University of Massachusetts Press
- Parent company: University of Massachusetts Amherst
- Founded: 1963
- Country of origin: United States
- Headquarters location: Amherst, Massachusetts
- Distribution: Chicago Distribution Center (US) University of British Columbia Press (Canada) Eurospan (EMEA)
- Publication types: Books
- Official website: www.umasspress.com

= University of Massachusetts Press =

Publisher

The University of Massachusetts Press is a university press that is part of the University of Massachusetts Amherst. The press was founded in 1963, publishing scholarly books and non-fiction.
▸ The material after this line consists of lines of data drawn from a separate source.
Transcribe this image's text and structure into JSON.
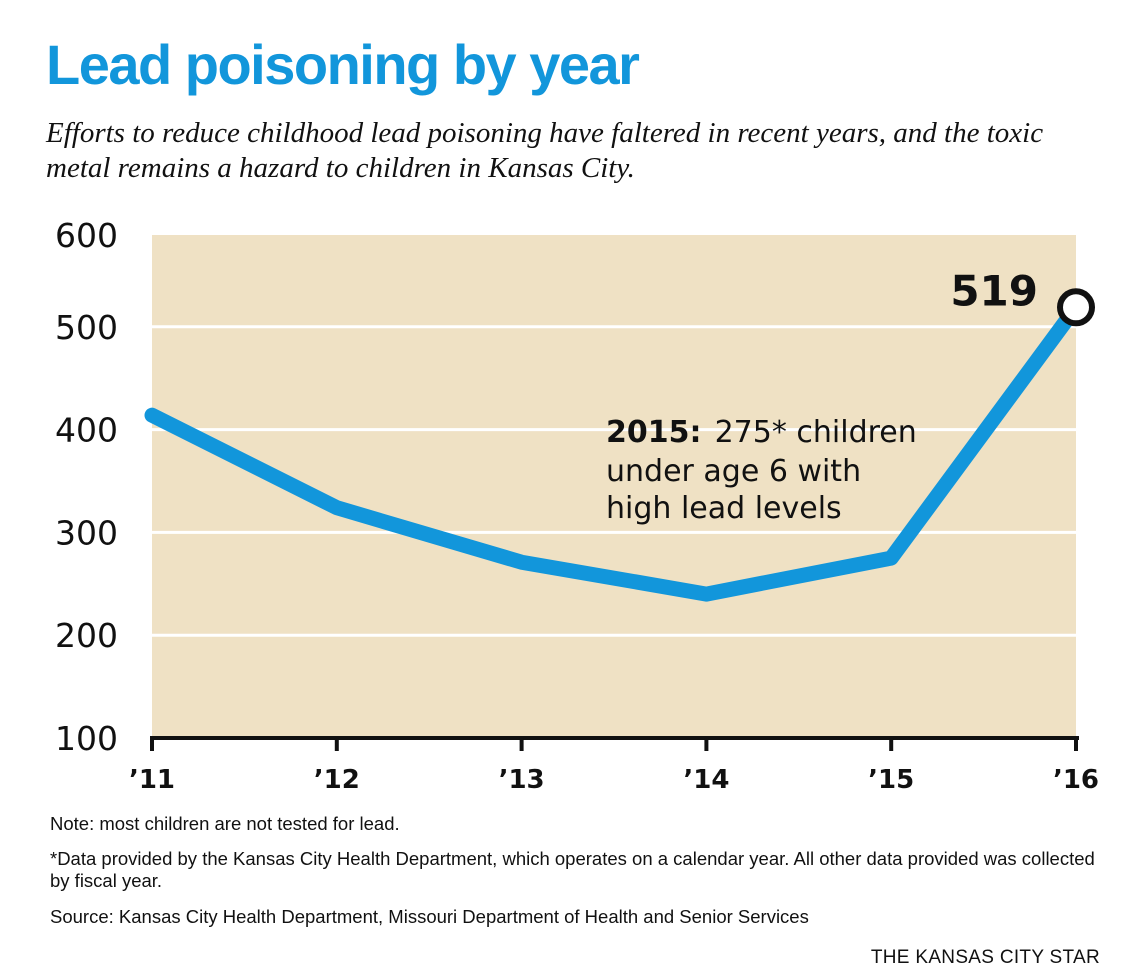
{
  "chart_data": {
    "type": "line",
    "title": "Lead poisoning by year",
    "subtitle": "Efforts to reduce childhood lead poisoning have faltered in recent years, and the toxic metal remains a hazard to children in Kansas City.",
    "categories": [
      "’11",
      "’12",
      "’13",
      "’14",
      "’15",
      "’16"
    ],
    "x": [
      2011,
      2012,
      2013,
      2014,
      2015,
      2016
    ],
    "series": [
      {
        "name": "Children with high lead levels",
        "values": [
          414,
          324,
          271,
          240,
          275,
          519
        ]
      }
    ],
    "yticks": [
      100,
      200,
      300,
      400,
      500,
      600
    ],
    "ylim": [
      100,
      600
    ],
    "xlabel": "",
    "ylabel": "",
    "grid": true,
    "end_label": "519",
    "annotation": {
      "bold": "2015:",
      "lines": [
        "275* children",
        "under age 6 with",
        "high lead levels"
      ]
    },
    "colors": {
      "line": "#1296db",
      "background": "#efe1c4",
      "grid": "#ffffff"
    }
  },
  "notes": {
    "note": "Note: most children are not tested for lead.",
    "footnote": "*Data provided by the Kansas City Health Department, which operates on a calendar year. All other data provided was collected by fiscal year.",
    "source": "Source: Kansas City Health Department, Missouri Department of Health and Senior Services"
  },
  "credit": "THE KANSAS CITY STAR"
}
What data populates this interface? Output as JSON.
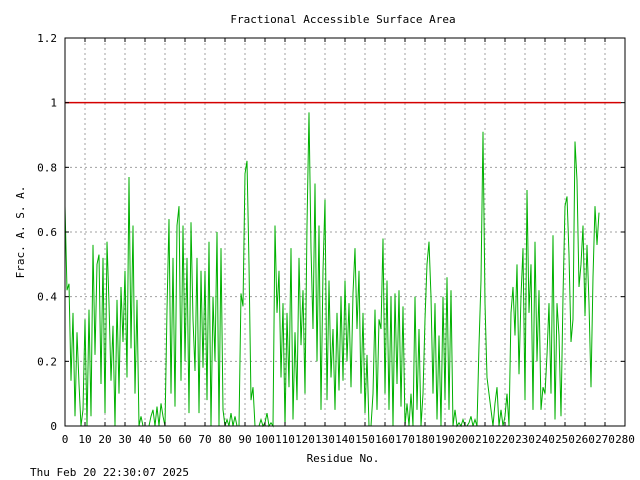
{
  "chart_data": {
    "type": "line",
    "title": "Fractional Accessible Surface Area",
    "xlabel": "Residue No.",
    "ylabel": "Frac. A. S. A.",
    "xlim": [
      0,
      280
    ],
    "ylim": [
      0,
      1.2
    ],
    "x_ticks": [
      "0",
      "10",
      "20",
      "30",
      "40",
      "50",
      "60",
      "70",
      "80",
      "90",
      "100",
      "110",
      "120",
      "130",
      "140",
      "150",
      "160",
      "170",
      "180",
      "190",
      "200",
      "210",
      "220",
      "230",
      "240",
      "250",
      "260",
      "270",
      "280"
    ],
    "y_ticks": [
      "0",
      "0.2",
      "0.4",
      "0.6",
      "0.8",
      "1",
      "1.2"
    ],
    "grid": true,
    "series": [
      {
        "color": "#00b000",
        "x_start": 0,
        "x_step": 1,
        "values": [
          0.68,
          0.42,
          0.44,
          0.14,
          0.35,
          0.03,
          0.29,
          0.13,
          0.0,
          0.05,
          0.33,
          0.0,
          0.36,
          0.03,
          0.56,
          0.22,
          0.5,
          0.53,
          0.13,
          0.52,
          0.04,
          0.57,
          0.38,
          0.14,
          0.31,
          0.0,
          0.39,
          0.1,
          0.43,
          0.26,
          0.48,
          0.15,
          0.77,
          0.24,
          0.62,
          0.1,
          0.39,
          0.0,
          0.03,
          0.0,
          0.0,
          0.0,
          0.0,
          0.03,
          0.05,
          0.0,
          0.06,
          0.0,
          0.07,
          0.03,
          0.0,
          0.36,
          0.64,
          0.1,
          0.52,
          0.06,
          0.62,
          0.68,
          0.14,
          0.62,
          0.2,
          0.52,
          0.04,
          0.63,
          0.33,
          0.17,
          0.52,
          0.04,
          0.48,
          0.18,
          0.48,
          0.08,
          0.57,
          0.0,
          0.4,
          0.2,
          0.6,
          0.0,
          0.55,
          0.05,
          0.0,
          0.02,
          0.0,
          0.04,
          0.0,
          0.03,
          0.0,
          0.0,
          0.41,
          0.37,
          0.78,
          0.82,
          0.5,
          0.08,
          0.12,
          0.0,
          0.0,
          0.0,
          0.02,
          0.0,
          0.01,
          0.04,
          0.0,
          0.01,
          0.0,
          0.62,
          0.35,
          0.48,
          0.15,
          0.38,
          0.0,
          0.35,
          0.12,
          0.55,
          0.02,
          0.29,
          0.08,
          0.52,
          0.25,
          0.42,
          0.1,
          0.62,
          0.97,
          0.55,
          0.3,
          0.75,
          0.2,
          0.62,
          0.05,
          0.48,
          0.7,
          0.08,
          0.45,
          0.15,
          0.3,
          0.05,
          0.35,
          0.11,
          0.4,
          0.14,
          0.45,
          0.2,
          0.38,
          0.12,
          0.41,
          0.55,
          0.3,
          0.48,
          0.1,
          0.35,
          0.04,
          0.22,
          0.0,
          0.0,
          0.1,
          0.36,
          0.05,
          0.33,
          0.3,
          0.58,
          0.1,
          0.45,
          0.05,
          0.4,
          0.0,
          0.41,
          0.13,
          0.42,
          0.06,
          0.37,
          0.0,
          0.07,
          0.0,
          0.1,
          0.0,
          0.4,
          0.05,
          0.3,
          0.0,
          0.1,
          0.33,
          0.5,
          0.57,
          0.4,
          0.1,
          0.38,
          0.02,
          0.28,
          0.0,
          0.4,
          0.08,
          0.46,
          0.05,
          0.42,
          0.0,
          0.05,
          0.0,
          0.01,
          0.0,
          0.02,
          0.0,
          0.0,
          0.01,
          0.03,
          0.0,
          0.02,
          0.0,
          0.25,
          0.45,
          0.91,
          0.38,
          0.15,
          0.1,
          0.05,
          0.0,
          0.07,
          0.12,
          0.0,
          0.05,
          0.0,
          0.03,
          0.1,
          0.0,
          0.35,
          0.43,
          0.28,
          0.5,
          0.16,
          0.4,
          0.55,
          0.08,
          0.73,
          0.35,
          0.5,
          0.05,
          0.57,
          0.2,
          0.42,
          0.05,
          0.12,
          0.1,
          0.22,
          0.38,
          0.1,
          0.59,
          0.02,
          0.38,
          0.28,
          0.03,
          0.4,
          0.68,
          0.71,
          0.53,
          0.26,
          0.33,
          0.88,
          0.76,
          0.43,
          0.5,
          0.62,
          0.34,
          0.56,
          0.38,
          0.12,
          0.46,
          0.68,
          0.56,
          0.66
        ]
      },
      {
        "color": "#d40000",
        "x": [
          0,
          278
        ],
        "values": [
          1.0,
          1.0
        ]
      }
    ],
    "footer_timestamp": "Thu Feb 20 22:30:07 2025"
  }
}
The press imprint is overseen by an interdisciplinary faculty committee. The press is currently a member of the Association of University Presses.

==Juniper Prizes==
The press also publishes fiction and poetry through its annual Juniper Prizes. The Juniper Prize was named in honor of local poet Robert Francis and his house ('Fort Juniper'). The Juniper Prizes include:

- 2 prizes for poetry: one for a previously published poet, one for a poet not previously published
- 2 prizes for fiction: one for a novel, one for a collection of short stories
- creative non-fiction
The poetry award began in 1975, the fiction award in 2004, and the award for creative non-fiction in 2018.

==Controversies==
University of Massachusetts Press joined The Association of American Publishers trade organization in the Hachette v. Internet Archive lawsuit which resulted in the removal of access to over 500,000 books from global readers.